The white man was not prepared for that answered. It took him by surprise: the black woman enabled sexism in her relationship because she was better off with sexism. But better off how? The black woman valued his husband’s strength and vitality to the point that she was willing to give up her own strength and vitality. It did not make any sense. In his eagerness to understand, the only interpretation he could give, was that this black woman at least, must have placed a lot of valued on her partner’s sexual drive. Ironically, the white man’s explanation for sexism was racist. Black communities are known for their libido, thus, it must be that sexism works because black women have no sexual use for a tired black man. Wrong.
I never liked this story, and I never liked this explanation. But I never went beyond the story to cure my dissatisfaction. Until recently. Today, I have a different interpretation.
What happens when humans (men, women, black, white, tall, short, old, young) get tired? We get sensitive and irascible. It is easier to become aggressive and violent when we are tired. Now you probably know where I am going. Women are biologically different than men. We tend to be smaller and we tend to have less muscular mass.
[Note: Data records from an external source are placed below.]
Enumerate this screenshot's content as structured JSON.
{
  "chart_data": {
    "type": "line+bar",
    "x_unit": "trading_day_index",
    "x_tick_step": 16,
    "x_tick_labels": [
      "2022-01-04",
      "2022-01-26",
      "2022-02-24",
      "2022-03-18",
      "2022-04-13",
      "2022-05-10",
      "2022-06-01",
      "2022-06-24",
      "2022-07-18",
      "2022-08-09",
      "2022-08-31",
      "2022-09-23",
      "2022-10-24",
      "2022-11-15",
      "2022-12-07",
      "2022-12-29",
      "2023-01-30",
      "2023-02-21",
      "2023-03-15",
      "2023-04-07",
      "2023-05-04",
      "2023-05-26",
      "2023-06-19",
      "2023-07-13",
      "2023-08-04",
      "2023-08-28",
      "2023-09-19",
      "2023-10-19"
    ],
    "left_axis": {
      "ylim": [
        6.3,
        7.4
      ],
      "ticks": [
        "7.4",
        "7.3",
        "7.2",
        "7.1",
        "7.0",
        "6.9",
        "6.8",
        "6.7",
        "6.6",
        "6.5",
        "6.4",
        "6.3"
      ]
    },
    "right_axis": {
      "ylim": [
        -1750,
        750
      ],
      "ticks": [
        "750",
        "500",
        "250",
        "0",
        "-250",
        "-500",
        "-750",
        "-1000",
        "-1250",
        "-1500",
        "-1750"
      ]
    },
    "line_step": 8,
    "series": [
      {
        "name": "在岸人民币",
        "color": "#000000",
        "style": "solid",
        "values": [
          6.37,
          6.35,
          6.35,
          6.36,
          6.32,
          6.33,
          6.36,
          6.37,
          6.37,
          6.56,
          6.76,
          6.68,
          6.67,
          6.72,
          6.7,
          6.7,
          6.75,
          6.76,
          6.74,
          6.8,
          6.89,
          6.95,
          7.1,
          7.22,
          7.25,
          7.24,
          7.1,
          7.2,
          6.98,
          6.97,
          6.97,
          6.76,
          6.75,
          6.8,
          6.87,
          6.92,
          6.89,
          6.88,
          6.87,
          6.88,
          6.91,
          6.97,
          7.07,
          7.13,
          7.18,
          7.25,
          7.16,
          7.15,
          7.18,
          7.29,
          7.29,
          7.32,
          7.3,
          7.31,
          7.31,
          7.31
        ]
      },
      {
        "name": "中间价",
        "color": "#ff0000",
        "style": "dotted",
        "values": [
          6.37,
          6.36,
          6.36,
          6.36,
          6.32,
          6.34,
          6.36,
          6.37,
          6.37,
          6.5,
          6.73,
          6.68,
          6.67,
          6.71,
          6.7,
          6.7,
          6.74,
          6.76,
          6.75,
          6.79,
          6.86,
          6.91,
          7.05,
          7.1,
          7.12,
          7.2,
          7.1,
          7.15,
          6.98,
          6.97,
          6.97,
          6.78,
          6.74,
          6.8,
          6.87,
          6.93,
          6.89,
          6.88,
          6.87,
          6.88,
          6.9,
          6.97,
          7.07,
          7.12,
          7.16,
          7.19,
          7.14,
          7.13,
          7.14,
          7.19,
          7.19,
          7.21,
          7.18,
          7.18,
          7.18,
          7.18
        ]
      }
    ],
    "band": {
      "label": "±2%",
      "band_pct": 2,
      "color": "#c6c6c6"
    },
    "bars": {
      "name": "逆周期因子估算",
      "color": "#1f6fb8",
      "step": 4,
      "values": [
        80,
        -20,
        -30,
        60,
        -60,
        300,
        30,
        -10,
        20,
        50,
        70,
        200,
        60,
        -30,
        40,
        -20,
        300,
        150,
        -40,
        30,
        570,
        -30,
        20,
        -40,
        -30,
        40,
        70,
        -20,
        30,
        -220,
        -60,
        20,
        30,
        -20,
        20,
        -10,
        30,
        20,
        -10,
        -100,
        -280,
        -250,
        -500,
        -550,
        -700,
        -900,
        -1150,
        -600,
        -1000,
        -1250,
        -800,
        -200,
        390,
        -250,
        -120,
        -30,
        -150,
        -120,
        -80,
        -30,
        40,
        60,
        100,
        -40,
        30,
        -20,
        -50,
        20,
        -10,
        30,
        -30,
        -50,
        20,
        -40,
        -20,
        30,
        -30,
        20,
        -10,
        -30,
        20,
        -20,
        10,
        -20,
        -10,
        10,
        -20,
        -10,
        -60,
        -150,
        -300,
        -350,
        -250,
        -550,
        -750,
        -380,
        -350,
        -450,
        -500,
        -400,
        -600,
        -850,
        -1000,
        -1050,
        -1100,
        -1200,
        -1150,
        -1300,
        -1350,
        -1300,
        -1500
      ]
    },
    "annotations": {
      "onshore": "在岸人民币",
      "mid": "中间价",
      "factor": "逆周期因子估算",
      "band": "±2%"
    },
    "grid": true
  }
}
We are just more physically vulnerable than men. If you happen to be a woman (black, white, old, young) and you happen to be interacting with a man, you really would prefer him to not be violent, because the chances of you out-forcing or out-running him are minimal. Now, if you are a woman, and you interact with a man, and you know that tired men are more likely to get violent, then, it is only sensible for you to prevent that man from being tired. It’s totally logical.
This problem of “not having use for a tired man” is not a problem of black women. White women get beat up too. Maybe they just don’t talk about it. Are they better off not talking about it? I don’t think so. Not in the long-run at least. Sexism is not working for women. They are just scared of stopping it, and rightly so.Before sexism stops, women must be empowered. They must be big enough, loud enough, and there must be enough of them. That’s why we need feminism. We all want to be rested.